(New York) – The Myanmar government should prosecute recently removed army officers for their role in atrocities against ethnic Rohingya, Human Rights Watch said today. On June 25, 2018, in a statement posted on a Myanmar military Facebook page, the military announced the dismissal of Maj. Gen. Maung Maung Soe and belatedly announced the resignation of Lt. Gen. Aung Kyaw Zaw.
Each general oversaw military operations in Rakhine State following the deadly attacks by the Arakan Rohingya Salvation Army (ARSA) on security posts on August 25, 2017. Military forces under the command of Maung Maung Soe and Aung Kyaw Zaw carried out a campaign of killings, rape, and mass arson that forced over 700,000 Rohingya refugees to flee to Bangladesh. Human Rights Watch found that these abuses amounted to crimes against humanity. The June 25 announcement made no reference of their link to atrocities, but instead focused on the weakness of their administration and performance prior to the ARSA attacks.
“Releasing from service two generals whose forces committed ethnic cleansing is a grossly inadequate response to wide-ranging atrocities,” said Brad Adams, Asia director. “This slap on the wrist is further proof that the Myanmar military has little intention of providing accountability for grave crimes.”
Both generals have been sanctioned because of their alleged responsibility for military atrocities against the Rohingya in northern Rakhine State. On December 21, 2017, the United States sanctioned Maung Maung Soe, while on February 16, 2018, Canada did the same. On June 25, the European Union and Canada announced new sanctions that included Maung Maung Soe, Aung Kyaw Zaw, and five other members of the Myanmar security forces present in northern Rakhine State or responsible for operations there.
Maj. Gen. Maung Maung Soe is the former commander of the Western Command, which oversees military deployments and operations in Rakhine State. His dismissal on June 25 followed his transfer from his position of command to “reserve” duty in November 2017, taking him out of his active role of command.
The statement points out several shortcomings of Maung Maung Soe, including his weak performance in gaining advanced information about the ARSA attacks and taking necessary actions or preparations prior to the attacks, as well as his inability to secure Rakhine State. The statement makes no reference to the atrocities carried out by the forces operating under the Western Command and within the territory for which his command was responsible.

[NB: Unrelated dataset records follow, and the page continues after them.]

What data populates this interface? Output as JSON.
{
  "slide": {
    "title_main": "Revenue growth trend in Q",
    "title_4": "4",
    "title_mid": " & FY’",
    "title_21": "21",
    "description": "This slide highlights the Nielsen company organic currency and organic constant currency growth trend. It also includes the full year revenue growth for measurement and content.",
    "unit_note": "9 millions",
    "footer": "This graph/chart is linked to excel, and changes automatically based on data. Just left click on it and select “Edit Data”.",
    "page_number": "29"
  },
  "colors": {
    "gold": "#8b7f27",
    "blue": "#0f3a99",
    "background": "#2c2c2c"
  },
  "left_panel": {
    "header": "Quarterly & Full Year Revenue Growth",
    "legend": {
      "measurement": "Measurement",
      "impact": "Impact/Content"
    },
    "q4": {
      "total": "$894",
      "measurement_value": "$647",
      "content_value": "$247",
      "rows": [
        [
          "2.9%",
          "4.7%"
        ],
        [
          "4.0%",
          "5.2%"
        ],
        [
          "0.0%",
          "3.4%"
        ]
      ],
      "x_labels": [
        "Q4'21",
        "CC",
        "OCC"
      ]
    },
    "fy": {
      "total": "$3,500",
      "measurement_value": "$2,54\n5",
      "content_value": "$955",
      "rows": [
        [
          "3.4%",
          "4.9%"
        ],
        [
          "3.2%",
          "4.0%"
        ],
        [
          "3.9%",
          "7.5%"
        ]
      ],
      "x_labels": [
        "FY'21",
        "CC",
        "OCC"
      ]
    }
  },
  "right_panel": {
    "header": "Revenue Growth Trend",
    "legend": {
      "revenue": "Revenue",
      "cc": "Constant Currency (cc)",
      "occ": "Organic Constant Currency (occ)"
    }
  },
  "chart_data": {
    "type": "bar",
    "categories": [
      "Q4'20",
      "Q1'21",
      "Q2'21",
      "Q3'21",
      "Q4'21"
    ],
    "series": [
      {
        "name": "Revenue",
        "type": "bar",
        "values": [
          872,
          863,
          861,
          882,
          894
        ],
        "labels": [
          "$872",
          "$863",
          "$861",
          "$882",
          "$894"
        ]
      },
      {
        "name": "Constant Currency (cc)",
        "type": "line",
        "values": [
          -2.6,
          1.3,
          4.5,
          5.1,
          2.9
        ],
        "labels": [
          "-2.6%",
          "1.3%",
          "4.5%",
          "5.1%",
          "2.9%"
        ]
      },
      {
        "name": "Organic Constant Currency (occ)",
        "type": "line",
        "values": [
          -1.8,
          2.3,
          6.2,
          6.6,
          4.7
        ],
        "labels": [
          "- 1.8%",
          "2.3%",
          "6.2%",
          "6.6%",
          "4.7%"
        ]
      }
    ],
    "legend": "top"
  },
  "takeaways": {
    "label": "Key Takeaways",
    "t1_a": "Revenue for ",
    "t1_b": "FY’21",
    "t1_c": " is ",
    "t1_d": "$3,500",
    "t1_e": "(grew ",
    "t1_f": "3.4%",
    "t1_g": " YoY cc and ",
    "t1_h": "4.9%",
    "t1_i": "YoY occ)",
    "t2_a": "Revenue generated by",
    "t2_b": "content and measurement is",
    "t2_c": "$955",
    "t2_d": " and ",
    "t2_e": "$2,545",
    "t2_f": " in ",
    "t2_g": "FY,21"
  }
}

Lt. Gen. Aung Kyaw Zaw was the former commander of the Bureau of Special Operations No. 3 (BSO-3), which oversees three regional commands, including the Western Command. Maung Maung Soe was his subordinate. The statement said that Aung Kyaw Zaw’s performance relating to the attacks in Rakhine State and implementing policies from “above” were lacking. He was reportedly transferred from his assignment in part as a consequence of a “health condition,” and was later permitted to resign from the military on May 22.
Both generals retained their positions of authority and responsibility over the military and security forces throughout the ethnic cleansing campaign that security forces began in late August in Rakhine State. Under the legal doctrine of command responsibility, commanders and other superiors are criminally responsible for crimes committed by their subordinates if they knew or should have known about such crimes and did not act to prevent them or punish those responsible.
The Myanmar government recently announced plans to establish a three-member commission of inquiry, including one international representative, to look into alleged abuses in Rakhine State. But the government has repeatedly failed to credibly investigate crimes against the Rohingya committed by government forces. A Myanmar army investigation into violence in Rakhine state in 2016, when Myanmar security forces conducted a campaign of mass arson, rape, and murder, forcing nearly 90,000 Rohingya to flee to Bangladesh, found only two minor abuses. A second investigation, led by the same army general, concluded that “there were no deaths of innocent people” during the military operations that began in August 2017.
On June 27, the United Nations special rapporteur on human rights in Myanmar, Yanghee Lee, questioned the purpose of the government’s new commission, especially since the government continues to block the UN-mandated Fact Finding Mission. She added in her update to the Human Rights Council that the situation in Myanmar demands accountability for the crimes committed and “clearly warrants” the attention of the International Criminal Court (ICC). She further said that the Human Rights Council should establish an accountability mechanism to prepare for an eventual prosecution of criminal suspects.
The UN Security Council should refer the situation in Myanmar to the International Criminal Court. Under the ICC’s statute, the court can only act when a state is “unwilling or unable” to investigate or prosecute grave crimes in violation of international law. Because Myanmar is neither a party to the ICC nor has accepted the court’s jurisdiction, the UN Security Council needs to refer the situation to the court.
“Myanmar’s history of atrocity denial leaves little hope that the proposed government commission will deliver credible findings,” Adams said. “Targeted sanctions by governments send a strong message of condemnation and a measure of accountability, but they are no substitute for bringing those responsible for grave crimes to justice. Concerned governments should press the UN Security Council to refer Myanmar to the ICC, and ensure that evidence is collected and preserved for prosecutions.”